Turbin Gas adalah mesin termal yang bekerja berdasarkan siklus Brayton—mengompres udara, mencampurnya dengan bahan bakar gas/cair, membakarnya dalam ruang bakar, kemudian mengekspansikan gas panas melalui sudu turbin yang menghasilkan kerja mekanik. Turbin gas digunakan secara luas dalam pembangkit listrik (PLTG), industri minyak dan gas (sebagai penggerak kompresor dan pompa centrifugal), serta industri manufaktur skala besar. Komponen kritis turbin gas mencakup: axial compressor, combustion chamber (combustor), turbine section, dan sistem kontrol elektronik yang sangat sophisticated untuk menjaga kondisi operasi dalam batas aman.

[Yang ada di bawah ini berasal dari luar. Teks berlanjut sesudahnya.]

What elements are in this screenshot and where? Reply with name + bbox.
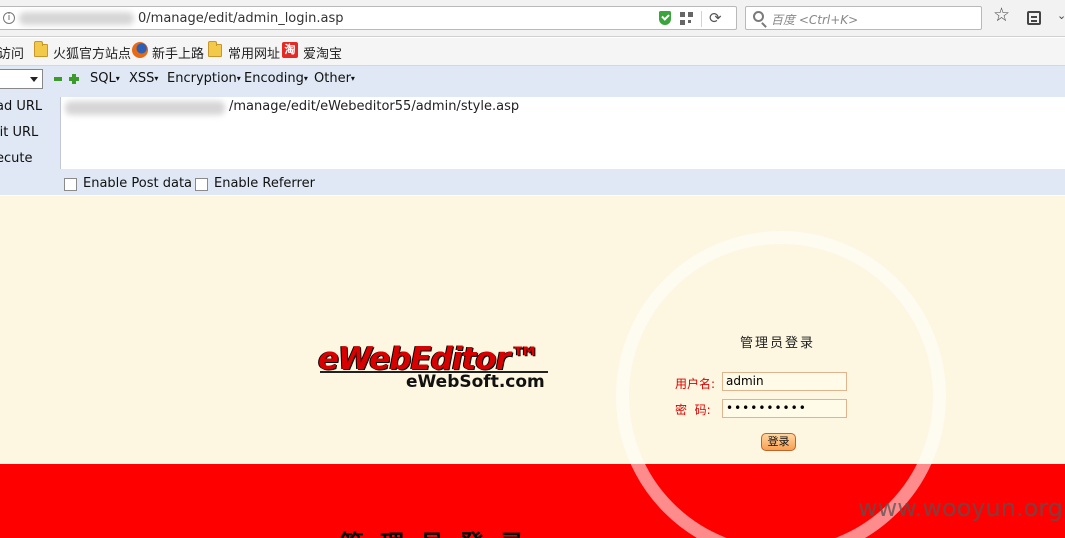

Bahaya K3 yang unik pada turbin gas mencakup: risiko kebakaran dan ledakan dari bahan bakar gas bertekanan tinggi (terutama gas alam atau LPG) jika terjadi kebocoran di sekitar combustor—yang beroperasi pada suhu hingga 1.400°C; risiko blade-off (lepasnya sudu turbin pada kecepatan tinggi) yang dapat mengakibatkan kerusakan dahsyat dan risiko bagi personel; serta paparan noise yang sangat tinggi (>120 dB) dari operasi normal turbin yang memerlukan program hearing conservation yang ketat. Program inspeksi hot gas path yang dilakukan sesuai interval jam operasi pabrikan—mencakup pemeriksaan kondisi blade turbine menggunakan borescope dan NDT—adalah persyaratan pemeliharaan K3 yang jika diabaikan dapat mengakibatkan kegagalan catastrophic yang berdampak pada keselamatan dan kerugian finansial yang sangat besar.